Hi everyone,
I’m exploring Bayesian Linear Regression for the first time and I’ve got some confusion about defining a model that has learnable parameters controlling the functional form of a transformation applied to other learnable parameters.
For example, I have a diminishing returns transformation applied to some parameters.
def diminishing_returns(spend, half_sat, shape):
return 1 / (1 + np.power(np.exp(spend / half_sat), -shape))
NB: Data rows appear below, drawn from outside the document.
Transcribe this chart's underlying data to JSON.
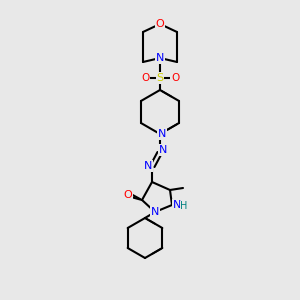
{
  "bg_color": "#e8e8e8",
  "bond_color": "#000000",
  "bond_lw": 1.5,
  "atom_colors": {
    "N": "#0000ff",
    "O": "#ff0000",
    "S": "#cccc00",
    "H": "#008080",
    "C": "#000000"
  }
}
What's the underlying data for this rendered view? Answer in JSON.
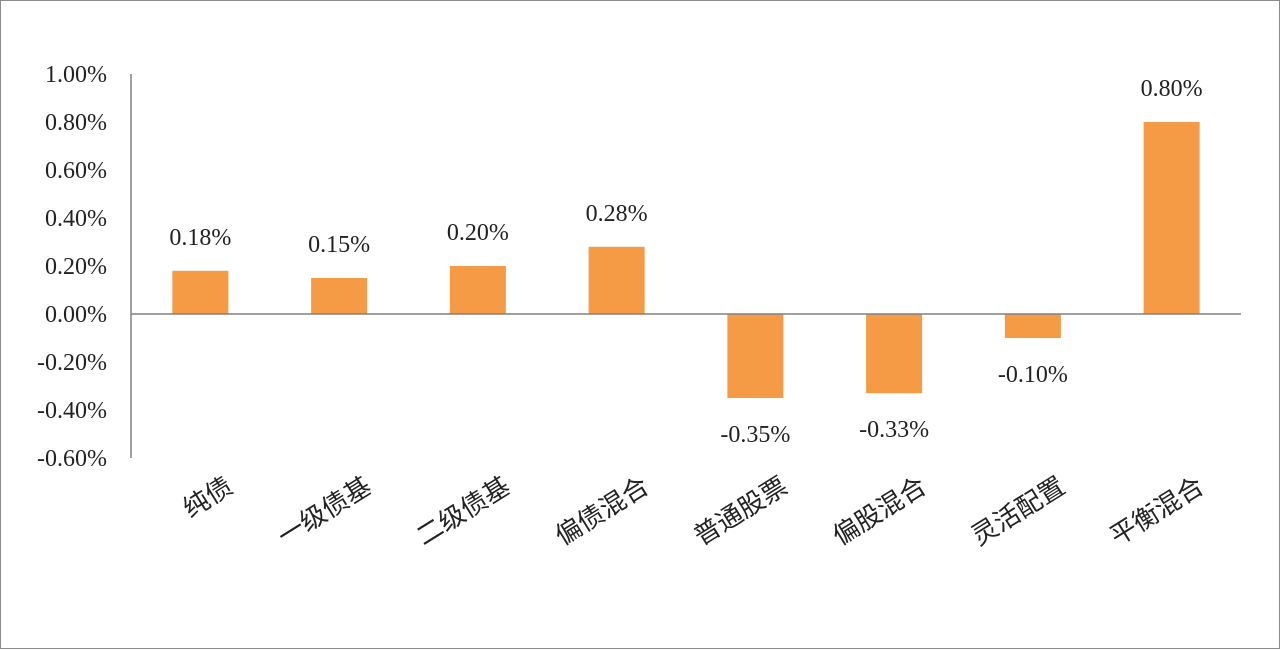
{
  "chart_data": {
    "type": "bar",
    "categories": [
      "纯债",
      "一级债基",
      "二级债基",
      "偏债混合",
      "普通股票",
      "偏股混合",
      "灵活配置",
      "平衡混合"
    ],
    "values": [
      0.18,
      0.15,
      0.2,
      0.28,
      -0.35,
      -0.33,
      -0.1,
      0.8
    ],
    "data_labels": [
      "0.18%",
      "0.15%",
      "0.20%",
      "0.28%",
      "-0.35%",
      "-0.33%",
      "-0.10%",
      "0.80%"
    ],
    "y_ticks": [
      "1.00%",
      "0.80%",
      "0.60%",
      "0.40%",
      "0.20%",
      "0.00%",
      "-0.20%",
      "-0.40%",
      "-0.60%"
    ],
    "ylim": [
      -0.6,
      1.0
    ],
    "y_unit": "%",
    "grid": false,
    "legend": "none",
    "bar_color": "#F59A45",
    "axis_color": "#808080"
  }
}
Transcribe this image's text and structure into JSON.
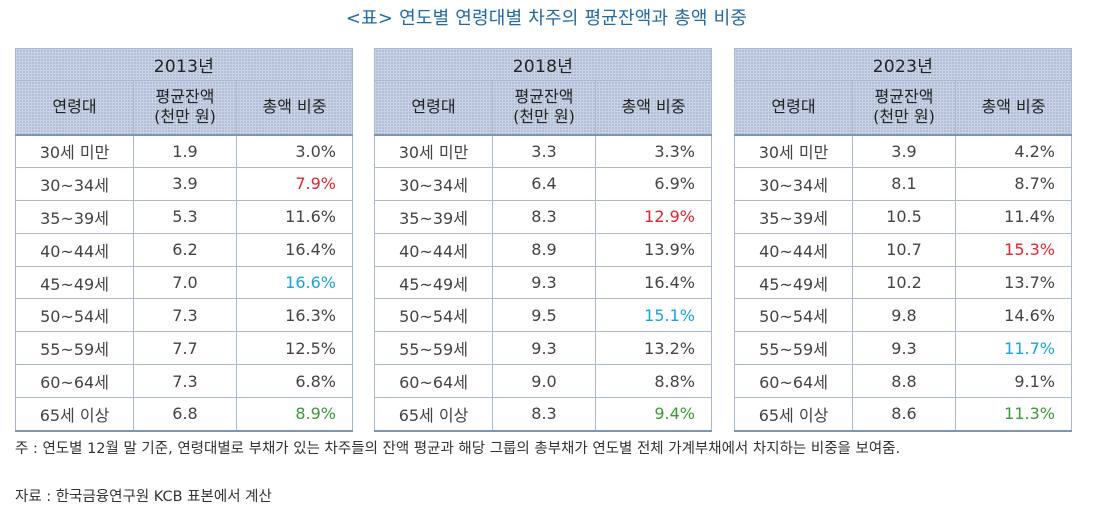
{
  "title": "<표> 연도별 연령대별 차주의 평균잔액과 총액 비중",
  "headers": {
    "age": "연령대",
    "avg_line1": "평균잔액",
    "avg_line2": "(천만 원)",
    "share": "총액 비중"
  },
  "colors": {
    "red": "#e3242b",
    "blue": "#1aa3dc",
    "green": "#3a9a36"
  },
  "tables": [
    {
      "year": "2013년",
      "rows": [
        {
          "age": "30세 미만",
          "avg": "1.9",
          "share": "3.0%",
          "hl": ""
        },
        {
          "age": "30~34세",
          "avg": "3.9",
          "share": "7.9%",
          "hl": "red"
        },
        {
          "age": "35~39세",
          "avg": "5.3",
          "share": "11.6%",
          "hl": ""
        },
        {
          "age": "40~44세",
          "avg": "6.2",
          "share": "16.4%",
          "hl": ""
        },
        {
          "age": "45~49세",
          "avg": "7.0",
          "share": "16.6%",
          "hl": "blue"
        },
        {
          "age": "50~54세",
          "avg": "7.3",
          "share": "16.3%",
          "hl": ""
        },
        {
          "age": "55~59세",
          "avg": "7.7",
          "share": "12.5%",
          "hl": ""
        },
        {
          "age": "60~64세",
          "avg": "7.3",
          "share": "6.8%",
          "hl": ""
        },
        {
          "age": "65세 이상",
          "avg": "6.8",
          "share": "8.9%",
          "hl": "green"
        }
      ]
    },
    {
      "year": "2018년",
      "rows": [
        {
          "age": "30세 미만",
          "avg": "3.3",
          "share": "3.3%",
          "hl": ""
        },
        {
          "age": "30~34세",
          "avg": "6.4",
          "share": "6.9%",
          "hl": ""
        },
        {
          "age": "35~39세",
          "avg": "8.3",
          "share": "12.9%",
          "hl": "red"
        },
        {
          "age": "40~44세",
          "avg": "8.9",
          "share": "13.9%",
          "hl": ""
        },
        {
          "age": "45~49세",
          "avg": "9.3",
          "share": "16.4%",
          "hl": ""
        },
        {
          "age": "50~54세",
          "avg": "9.5",
          "share": "15.1%",
          "hl": "blue"
        },
        {
          "age": "55~59세",
          "avg": "9.3",
          "share": "13.2%",
          "hl": ""
        },
        {
          "age": "60~64세",
          "avg": "9.0",
          "share": "8.8%",
          "hl": ""
        },
        {
          "age": "65세 이상",
          "avg": "8.3",
          "share": "9.4%",
          "hl": "green"
        }
      ]
    },
    {
      "year": "2023년",
      "rows": [
        {
          "age": "30세 미만",
          "avg": "3.9",
          "share": "4.2%",
          "hl": ""
        },
        {
          "age": "30~34세",
          "avg": "8.1",
          "share": "8.7%",
          "hl": ""
        },
        {
          "age": "35~39세",
          "avg": "10.5",
          "share": "11.4%",
          "hl": ""
        },
        {
          "age": "40~44세",
          "avg": "10.7",
          "share": "15.3%",
          "hl": "red"
        },
        {
          "age": "45~49세",
          "avg": "10.2",
          "share": "13.7%",
          "hl": ""
        },
        {
          "age": "50~54세",
          "avg": "9.8",
          "share": "14.6%",
          "hl": ""
        },
        {
          "age": "55~59세",
          "avg": "9.3",
          "share": "11.7%",
          "hl": "blue"
        },
        {
          "age": "60~64세",
          "avg": "8.8",
          "share": "9.1%",
          "hl": ""
        },
        {
          "age": "65세 이상",
          "avg": "8.6",
          "share": "11.3%",
          "hl": "green"
        }
      ]
    }
  ],
  "note": "주 : 연도별 12월 말 기준, 연령대별로 부채가 있는 차주들의 잔액 평균과 해당 그룹의 총부채가 연도별 전체 가계부채에서 차지하는 비중을 보여줌.",
  "source": "자료 : 한국금융연구원 KCB 표본에서 계산"
}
I want the shape and saturation point of that transformation to also be learnable parameters such that I could use it like
def model():
sigma = pyro.sample('noise', pyro.distributions.HalfNormal(scale=10))
baseline = pyro.sample('baseline', pyro.distributions.Normal(loc=0, scale=1))
half_sat = pyro.sample('half_sat', pyro.distributions.Normal(loc=0, scale=1))
shape = pyro.sample('shape', pyro.distributions.Normal(loc=0, scale=1))
channel = pyro.sample(channel, pyro.distributions.HalfNormal(scale=1)) * diminishing_returns(feature[:, "channel"], half_sat, shape)
mean = baseline + channel
with pyro.plate('data', len(train_features.index)):
pyro.sample('obs', pyro.distributions.Normal(loc=mean, scale=sigma), obs=torch.from_numpy(train_labels.to_numpy()))
How can I adjust my diminishing returns function to make this work? Are there any references that address a similar problem?